Almine Rech Brussels est heureuse de présenter la première exposition de Nathaniel Mary Quinn avec la galerie.
Il y a cinq ans, Nathaniel Mary Quinn réalise spontanément un portrait de son frère Charles. Il émerge sur la toile de manière inattendue, s’écartant d’un travail jusqu’alors tourné vers des sujets d’actualité ou plus politiques. Plus important encore, il ouvre une porte vers le passé de Quinn, vers un univers auquel il continue à se consacrer, un univers qui puise ses sources dans les personnages qui ont marqué une existence hors du commun. L’histoire personnelle de Quinn est à présent bien connue. C’est un parcours traumatisant : il grandit dans les Robert Taylor Homes, cité HLM de Chicago ravagée par la drogue, il est repéré comme enfant « prometteur » et admis dans un pensionnat prestigieux ; à 15 ans, suite au décès de sa mère, il rentre chez lui et découvre que son père et ses quatre frères ont disparu sans laisser de trace. L’histoire de Quinn est souvent racontée dans les articles qui lui sont consacrés, et à juste titre. Dessins et tableaux, en effet, ont souvent pour origine les personnages qui ont peuplé la vie de l’artiste, et ses expositions ont tendance à s’articuler autour de groupes particuliers : habitants de la cité Robert Taylor dans son exposition Back and Forth à Chicago en 2015 ; sa mère et lui-même dans On that Faithful Day à New York en 2017 ; et, plus récemment, des personnages issus de Crown Heights, le quartier de Brooklyn qu’il habite aujourd’hui, dans The Land, à New York en 2018.

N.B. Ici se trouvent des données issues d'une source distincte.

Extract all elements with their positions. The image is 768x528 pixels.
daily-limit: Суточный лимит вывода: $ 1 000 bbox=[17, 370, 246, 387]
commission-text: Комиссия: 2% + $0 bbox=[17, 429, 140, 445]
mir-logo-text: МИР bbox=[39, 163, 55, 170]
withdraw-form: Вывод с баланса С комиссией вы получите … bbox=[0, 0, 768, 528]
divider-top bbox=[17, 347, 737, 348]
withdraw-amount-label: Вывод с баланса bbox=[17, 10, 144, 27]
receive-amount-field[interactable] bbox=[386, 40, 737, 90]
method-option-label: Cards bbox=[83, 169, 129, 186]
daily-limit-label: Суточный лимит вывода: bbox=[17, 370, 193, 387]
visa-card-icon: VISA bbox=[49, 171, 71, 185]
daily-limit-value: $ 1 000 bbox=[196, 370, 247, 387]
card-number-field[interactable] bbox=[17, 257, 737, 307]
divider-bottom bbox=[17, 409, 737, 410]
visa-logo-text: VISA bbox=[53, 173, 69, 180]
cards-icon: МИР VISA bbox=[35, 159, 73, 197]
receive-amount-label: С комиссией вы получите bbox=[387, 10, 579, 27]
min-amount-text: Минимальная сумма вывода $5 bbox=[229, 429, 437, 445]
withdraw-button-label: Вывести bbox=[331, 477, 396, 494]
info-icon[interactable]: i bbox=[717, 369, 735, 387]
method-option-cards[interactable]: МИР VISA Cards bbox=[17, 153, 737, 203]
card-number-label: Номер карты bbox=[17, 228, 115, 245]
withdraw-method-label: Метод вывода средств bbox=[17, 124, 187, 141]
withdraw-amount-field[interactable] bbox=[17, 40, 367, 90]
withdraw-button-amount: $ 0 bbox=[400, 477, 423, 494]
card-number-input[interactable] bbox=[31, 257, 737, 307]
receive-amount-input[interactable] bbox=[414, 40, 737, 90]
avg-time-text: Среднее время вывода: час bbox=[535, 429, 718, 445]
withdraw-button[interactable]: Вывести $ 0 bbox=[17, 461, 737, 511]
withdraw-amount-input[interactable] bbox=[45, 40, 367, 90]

Pour autant, les œuvres de Quinn ne sont pas des portraits au sens classique. D’abord, ils n’ont aucun rapport visuel évident avec le modèle. La nature insaisissable de la mémoire est au cœur des dessins de Quinn, qu’il forme mentalement plutôt qu’à partir d’esquisses ou de sources extérieures, photographiques par exemple. Les protagonistes qui en résultent assument une apparence composite, proche du collage, faite de traits faciaux et de parties du corps cousus ensemble pour former un ensemble fracturé. Ensuite, en dépit de leur grande sensibilité à l’état d’esprit du personnage représenté, les portraits de Quinn rejettent la singularité au profit d’un lexique visuel dans lequel certains motifs graphiques reviennent fréquemment. Morceaux d’animaux - groin du cochon ou œil humide du gorille -, motifs décoratifs - fleurs et nœuds surdimensionnés -, ou encore dessins abstraits - pois, drapeaux et gribouillis, pour ne citer que quelques-uns des éléments récurrents qui peuplent les dessins et peintures de Quinn. Comme le dit l’artiste, « Je crois que dans la vie, on est un amalgame d’expériences multiples. On se construit à travers une succession de joies, de tristesses, de hauts et de bas. J’essaie d’en énoncer l’essence. … La perception subjective est tout simplement l’allégeance – l’interdépendance inconsciente entre tous – que l’on fait à son propre ego. Et l’ego empêche de percevoir le collectif. »[1]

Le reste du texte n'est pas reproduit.